Nous voudrions terminer sur une dernière remarque : pourquoi, pour notre compte, nous ne désirons participer à aucune tentative qui s’inscrive dans une perspective freudo-marxiste. Ceci pour deux raisons. La première est que généralement une tentative freudo-marxiste procède par un retour aux origines, c’est-à-dire aux textes sacrés, textes sacrés de Freud, textes sacrés de Marx. Notre point de départ doit être entièrement différent. Ne pas s’adresser aux textes sacrés plus ou moins interprétés, mais s’adresser à la situation telle qu’elle est : situation de l’appareil bureaucratique dans la psychanalyse, dans le PC, tentative pour subvertir de tels appareils. Le marxisme et la psychanalyse, de deux manières différentes, mais peu importe, parlent au nom d’une espèce de mémoire, d’une culture de la mémoire, et s’expriment aussi de deux manières différentes, mais peu importe encore, au nom d’une exigence de développement. Nous croyons au contraire qu’il faut parler au nom d’une force positive d’oubli, au nom de ce qui est pour chacun de nous son propre sous-développement ; ce que David Cooper nomme si bien le troisième monde intime de chacunc, et qui ne fait qu’un avec l’expérimentation. La deuxième raison qui nous distingue de toute tentative freudo-marxiste, c’est que de telles tentatives se proposent de réconcilier deux économies : économie politique et économie libidinale. Même chez Reich, il y a maintien de cette dualité et de cette combinaison. Notre point de vue au contraire est qu’il y a une seule économie, et que le problème d’une vraie analyse anti-psychanalytique est de montrer comment le désir inconscient investit sexuellement les formes de cette économie tout entière.

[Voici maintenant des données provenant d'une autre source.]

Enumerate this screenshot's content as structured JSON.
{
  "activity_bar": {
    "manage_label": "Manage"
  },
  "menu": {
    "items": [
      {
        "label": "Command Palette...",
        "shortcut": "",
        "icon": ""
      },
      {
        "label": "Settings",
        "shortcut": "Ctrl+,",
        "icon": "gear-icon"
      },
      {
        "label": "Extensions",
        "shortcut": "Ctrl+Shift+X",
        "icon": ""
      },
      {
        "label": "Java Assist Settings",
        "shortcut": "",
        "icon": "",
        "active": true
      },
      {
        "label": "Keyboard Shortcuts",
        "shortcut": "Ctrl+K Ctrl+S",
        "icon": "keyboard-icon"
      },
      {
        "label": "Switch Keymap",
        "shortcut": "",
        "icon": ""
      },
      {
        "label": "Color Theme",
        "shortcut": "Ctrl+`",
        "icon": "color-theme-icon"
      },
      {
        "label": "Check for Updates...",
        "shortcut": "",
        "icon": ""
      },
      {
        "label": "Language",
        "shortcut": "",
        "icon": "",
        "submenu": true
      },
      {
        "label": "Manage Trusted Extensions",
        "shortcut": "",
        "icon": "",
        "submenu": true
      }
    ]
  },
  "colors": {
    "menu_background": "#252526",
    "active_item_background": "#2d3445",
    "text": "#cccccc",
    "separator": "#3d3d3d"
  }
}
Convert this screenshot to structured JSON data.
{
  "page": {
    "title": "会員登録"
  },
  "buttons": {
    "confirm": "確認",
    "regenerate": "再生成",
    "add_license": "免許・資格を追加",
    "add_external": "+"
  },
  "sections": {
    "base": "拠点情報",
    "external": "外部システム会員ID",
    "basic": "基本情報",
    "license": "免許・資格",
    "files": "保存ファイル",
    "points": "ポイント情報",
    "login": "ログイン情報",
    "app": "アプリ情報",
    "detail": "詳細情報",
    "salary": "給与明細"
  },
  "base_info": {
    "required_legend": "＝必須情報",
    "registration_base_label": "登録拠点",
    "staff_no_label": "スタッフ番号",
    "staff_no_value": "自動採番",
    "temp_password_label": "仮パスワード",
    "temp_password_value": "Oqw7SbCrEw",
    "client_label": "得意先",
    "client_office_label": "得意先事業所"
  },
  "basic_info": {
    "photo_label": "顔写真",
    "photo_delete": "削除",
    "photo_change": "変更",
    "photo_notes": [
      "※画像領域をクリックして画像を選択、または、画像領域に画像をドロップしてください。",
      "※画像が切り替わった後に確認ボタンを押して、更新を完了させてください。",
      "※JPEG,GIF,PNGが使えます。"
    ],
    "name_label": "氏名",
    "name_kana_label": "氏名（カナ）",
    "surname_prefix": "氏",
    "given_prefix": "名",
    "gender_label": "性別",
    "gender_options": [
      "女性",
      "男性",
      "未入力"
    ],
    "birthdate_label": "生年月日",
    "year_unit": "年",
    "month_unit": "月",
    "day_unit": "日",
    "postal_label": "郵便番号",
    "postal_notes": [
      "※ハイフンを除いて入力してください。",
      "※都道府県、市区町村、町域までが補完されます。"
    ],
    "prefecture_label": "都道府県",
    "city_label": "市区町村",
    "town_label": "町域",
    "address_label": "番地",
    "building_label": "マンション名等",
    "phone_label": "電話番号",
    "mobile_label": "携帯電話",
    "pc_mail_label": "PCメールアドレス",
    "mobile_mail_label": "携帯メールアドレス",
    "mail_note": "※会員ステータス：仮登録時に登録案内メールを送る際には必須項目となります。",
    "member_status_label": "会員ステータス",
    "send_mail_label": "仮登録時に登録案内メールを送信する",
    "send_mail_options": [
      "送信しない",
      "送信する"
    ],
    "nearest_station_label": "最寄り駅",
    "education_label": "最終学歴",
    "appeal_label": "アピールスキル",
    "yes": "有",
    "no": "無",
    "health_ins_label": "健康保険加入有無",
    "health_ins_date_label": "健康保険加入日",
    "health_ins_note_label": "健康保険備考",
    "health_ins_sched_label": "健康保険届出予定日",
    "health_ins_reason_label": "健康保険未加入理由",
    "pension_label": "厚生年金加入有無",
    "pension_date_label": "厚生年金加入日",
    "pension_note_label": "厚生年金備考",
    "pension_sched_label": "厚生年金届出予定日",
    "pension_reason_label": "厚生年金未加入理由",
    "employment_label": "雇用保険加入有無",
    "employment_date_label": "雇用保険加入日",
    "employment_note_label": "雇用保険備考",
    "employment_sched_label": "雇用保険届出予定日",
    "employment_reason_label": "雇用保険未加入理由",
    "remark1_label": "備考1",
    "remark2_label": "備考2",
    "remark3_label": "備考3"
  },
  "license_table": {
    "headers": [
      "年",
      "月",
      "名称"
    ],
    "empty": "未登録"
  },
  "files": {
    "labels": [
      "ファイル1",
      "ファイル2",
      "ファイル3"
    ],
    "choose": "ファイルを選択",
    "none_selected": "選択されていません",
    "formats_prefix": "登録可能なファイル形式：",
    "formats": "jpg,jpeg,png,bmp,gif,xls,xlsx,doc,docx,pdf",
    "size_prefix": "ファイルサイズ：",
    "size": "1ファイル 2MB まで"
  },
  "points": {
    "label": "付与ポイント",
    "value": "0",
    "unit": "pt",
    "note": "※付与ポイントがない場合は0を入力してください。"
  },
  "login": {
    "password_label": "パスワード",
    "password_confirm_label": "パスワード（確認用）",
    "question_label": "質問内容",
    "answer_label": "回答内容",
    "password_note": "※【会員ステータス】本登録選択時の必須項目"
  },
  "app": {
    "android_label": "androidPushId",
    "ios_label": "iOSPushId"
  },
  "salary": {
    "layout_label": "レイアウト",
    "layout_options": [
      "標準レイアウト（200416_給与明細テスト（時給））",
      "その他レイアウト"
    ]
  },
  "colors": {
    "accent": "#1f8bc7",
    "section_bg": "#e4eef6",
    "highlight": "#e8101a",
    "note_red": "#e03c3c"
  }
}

* Deleuze-Guattari, Psychanalyse et politique, Alençon, Bibliothèque des mots perdus, 1977, p. 12-17. Ce texte – et le suivant – ont été publiés ensemble dans une brochure dactylographiée, en partie pour s’opposer à une publication pirate de la conférence de Deleuze prononcée à Milan en 1973 (ici abrégée et modifiée) et parue in Armando Verdiglione, éd., Psicanalisi e politica : Atti del convegno di studi tenuto a Milano l’8-9 maggio 1973, Milan, Feltrinelli, 1973, p. 7-11. On peut comparer avec L’Île déserte et autres textes, le texte no 36, qui en présente la traduction.
a IMP : Institut médico-pédagogique.
b Robert Castel, Le Psychanalysme, Paris, Maspero, 1973.
c D. Cooper, Mort de la famille, Paris, Seuil, coll. « Combats », 1972, p. 25.